From a market perspective, we see artificial intelligence (AI) continuing to drive significant growth in the semiconductor market, spurring new innovations in advanced packaging, high-bandwidth memory (HBM), thermal control, and optical integration to support the next generation of high-performance GPUs. As these complex challenges combine, testing plays a key role in enabling customers to meet time-to-market and quality requirements.
In the coming year, we anticipate continued advancements in 2.5D/3D packaging to enable higher performance in AI and high-performance computing (HPC) devices. Foundries and OSATs are making significant investments in next-generation packaging technology, such as chip-on-wafer-on-substrate (CoWoS), EMIB, through-silicon vias (TSVs), and co-packaged optics (CPO). HBM and other advanced memory technologies also rely on 3D stacking to offer the high processing speeds needed to fuel AI applications.

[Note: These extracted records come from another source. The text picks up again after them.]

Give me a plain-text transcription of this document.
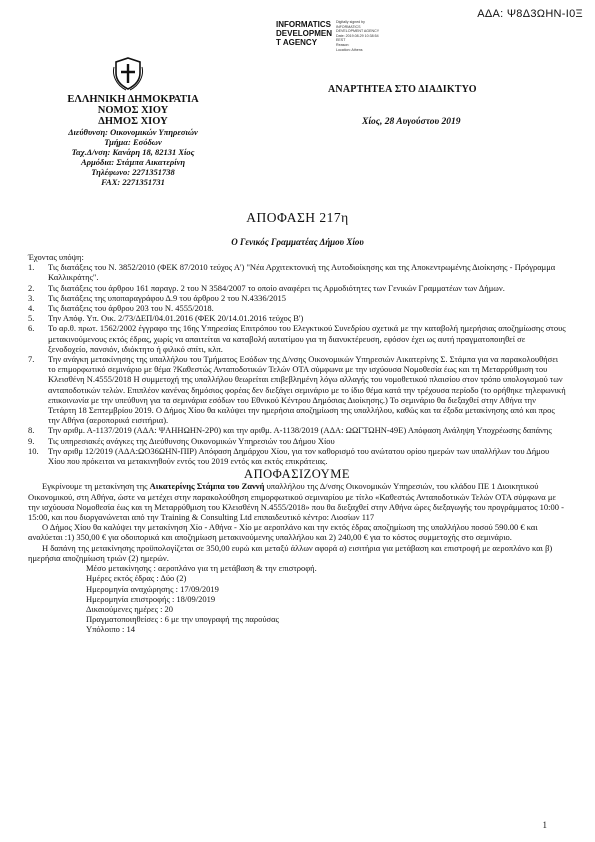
ΑΔΑ: Ψ8Δ3ΩΗΝ-Ι0Ξ
INFORMATICS
DEVELOPMEN
T AGENCY
Digitally signed by
INFORMATICS
DEVELOPMENT AGENCY
Date: 2019.08.29 10:38:54
EEST
Reason:
Location: Athens
ΕΛΛΗΝΙΚΗ ΔΗΜΟΚΡΑΤΙΑ
ΝΟΜΟΣ ΧΙΟΥ
ΔΗΜΟΣ ΧΙΟΥ
Διεύθυνση: Οικονομικών Υπηρεσιών
Τμήμα: Εσόδων
Ταχ.Δ/νση: Κανάρη 18, 82131 Χίος
Αρμόδια: Στάμπα Αικατερίνη
Τηλέφωνο: 2271351738
FAX: 2271351731
ΑΝΑΡΤΗΤΕΑ ΣΤΟ ΔΙΑΔΙΚΤΥΟ
Χίος, 28 Αυγούστου 2019
ΑΠΟΦΑΣΗ 217η
Ο Γενικός Γραμματέας Δήμου Χίου

Έχοντας υπόψη:

1.	Τις διατάξεις του Ν. 3852/2010 (ΦΕΚ 87/2010 τεύχος Α') "Νέα Αρχιτεκτονική της Αυτοδιοίκησης και της Αποκεντρωμένης Διοίκησης - Πρόγραμμα Καλλικράτης".
2.	Τις διατάξεις του άρθρου 161 παραγρ. 2 του Ν 3584/2007 το οποίο αναφέρει τις Αρμοδιότητες των Γενικών Γραμματέων των Δήμων.
3.	Τις διατάξεις της υποπαραγράφου Δ.9 του άρθρου 2 του Ν.4336/2015
4.	Τις διατάξεις του άρθρου 203 του Ν. 4555/2018.
5.	Την Απόφ. Υπ. Οικ. 2/73/ΔΕΠ/04.01.2016 (ΦΕΚ 20/14.01.2016 τεύχος Β')
6.	Το αρ.θ. πρωτ. 1562/2002 έγγραφο της 16ης Υπηρεσίας Επιτρόπου του Ελεγκτικού Συνεδρίου σχετικά με την καταβολή ημερήσιας αποζημίωσης στους μετακινούμενους εκτός έδρας, χωρίς να απαιτείται να καταβολή αυτατίμου για τη διανυκτέρευση, εφόσον έχει ως αυτή πραγματοποιηθεί σε ξενοδοχείο, πανσιόν, ιδιόκτητο ή φιλικό σπίτι, κλπ.
7.	Την ανάγκη μετακίνησης της υπαλλήλου του Τμήματος Εσόδων της Δ/νσης Οικονομικών Υπηρεσιών Αικατερίνης Σ. Στάμπα για να παρακολουθήσει το επιμορφωτικό σεμινάριο με θέμα ?Καθεστώς Ανταποδοτικών Τελών ΟΤΑ σύμφωνα με την ισχύουσα Νομοθεσία έως και τη Μεταρρύθμιση του Κλεισθένη Ν.4555/2018 Η συμμετοχή της υπαλλήλου θεωρείται επιβεβλημένη λόγω αλλαγής του νομοθετικού πλαισίου στον τρόπο υπολογισμού των ανταποδοτικών τελών. Επιπλέον κανένας δημόσιος φορέας δεν διεξάγει σεμινάριο με το ίδιο θέμα κατά την τρέχουσα περίοδο (το ορήθηκε τηλεφωνική επικοινωνία με την υπεύθυνη για τα σεμινάρια εσόδων του Εθνικού Κέντρου Δημόσιας Διοίκησης.) Το σεμινάριο θα διεξαχθεί στην Αθήνα την Τετάρτη 18 Σεπτεμβρίου 2019. Ο Δήμος Χίου θα καλύψει την ημερήσια αποζημίωση της υπαλλήλου, καθώς και τα έξοδα μετακίνησης από και προς την Αθήνα (αεροπορικά εισιτήρια).
8.	Την αριθμ. Α-1137/2019 (ΑΔΑ: ΨΑΗΗΩΗΝ-2Ρ0) και την αριθμ. Α-1138/2019 (ΑΔΑ: ΩΩΓΤΩΗΝ-49Ε) Απόφαση Ανάληψη Υποχρέωσης δαπάνης
9.	Τις υπηρεσιακές ανάγκες της Διεύθυνσης Οικονομικών Υπηρεσιών του Δήμου Χίου
10.	Την αριθμ 12/2019 (ΑΔΑ:ΩΟ36ΩΗΝ-ΠΙΡ) Απόφαση Δημάρχου Χίου, για τον καθορισμό του ανώτατου ορίου ημερών των υπαλλήλων του Δήμου Χίου που πρόκειται να μετακινηθούν εντός του 2019 εντός και εκτός επικράτειας.
ΑΠΟΦΑΣΙΖΟΥΜΕ

Εγκρίνουμε τη μετακίνηση της Αικατερίνης Στάμπα του Ζαννή υπαλλήλου της Δ/νσης Οικονομικών Υπηρεσιών, του κλάδου ΠΕ 1 Διοικητικού Οικονομικού, στη Αθήνα, ώστε να μετέχει στην παρακολούθηση επιμορφωτικού σεμιναρίου με τίτλο «Καθεστώς Ανταποδοτικών Τελών ΟΤΑ σύμφωνα με την ισχύουσα Νομοθεσία έως και τη Μεταρρύθμιση του Κλεισθένη Ν.4555/2018» που θα διεξαχθεί στην Αθήνα ώρες διεξαγωγής του προγράμματος 10:00 - 15:00, και που διοργανώνεται από την Training & Consulting Ltd επιπαιδευτικό κέντρο: Λιοσίων 117

Ο Δήμος Χίου θα καλύψει την μετακίνηση Χίο - Αθήνα - Χίο με αεροπλάνο και την εκτός έδρας αποζημίωση της υπαλλήλου ποσού 590.00 € και αναλύεται :1) 350,00 € για οδοιπορικά και αποζημίωση μετακινούμενης υπαλλήλου και 2) 240,00 € για το κόστος συμμετοχής στο σεμινάριο.

Η δαπάνη της μετακίνησης προϋπολογίζεται σε 350,00 ευρώ και μεταξύ άλλων αφορά α) εισιτήρια για μετάβαση και επιστροφή με αεροπλάνο και β) ημερήσια αποζημίωση τριών (2) ημερών.

Μέσο μετακίνησης : αεροπλάνο για τη μετάβαση & την επιστροφή.
Ημέρες εκτός έδρας : Δύο (2)
Ημερομηνία αναχώρησης : 17/09/2019
Ημερομηνία επιστροφής : 18/09/2019
Δικαιούμενες ημέρες : 20
Πραγματοποιηθείσες : 6 με την υπογραφή της παρούσας
Υπόλοιπο : 14
1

The increasingly complex architecture of 2.5D/3D chips presents various challenges during test. For example, heightened density and processing speeds elevate temperatures, increasing the risk of failure after wafer-level and final test. This necessitates specialized test equipment with sophisticated thermal-management capabilities and active thermal control. We foresee a growing need for more testing at the singulated-die level, where more precise thermal control can be achieved to capture failures before stacking and ensure only known-good die are packaged.
In addition to die-level test, customers are looking for more ways to reduce yield loss, especially as the cost of 3D packaged devices rises. In response, test companies are moving more test content to earlier insertions. For example, much of the speed and performance testing that used to be reserved for final test is now being performed at wafer sort or singulated die test to ensure that the die can perform high-performance workloads before they are packaged.
We are also beginning to see system-level test content being combined with other test insertions, ensuring better test coverage throughout the back-end flow. We expect all of these trends in test to continue into 2026 as customers seek ways to reduce yield loss and cut costs, and we look forward to seeing what the year ahead will bring.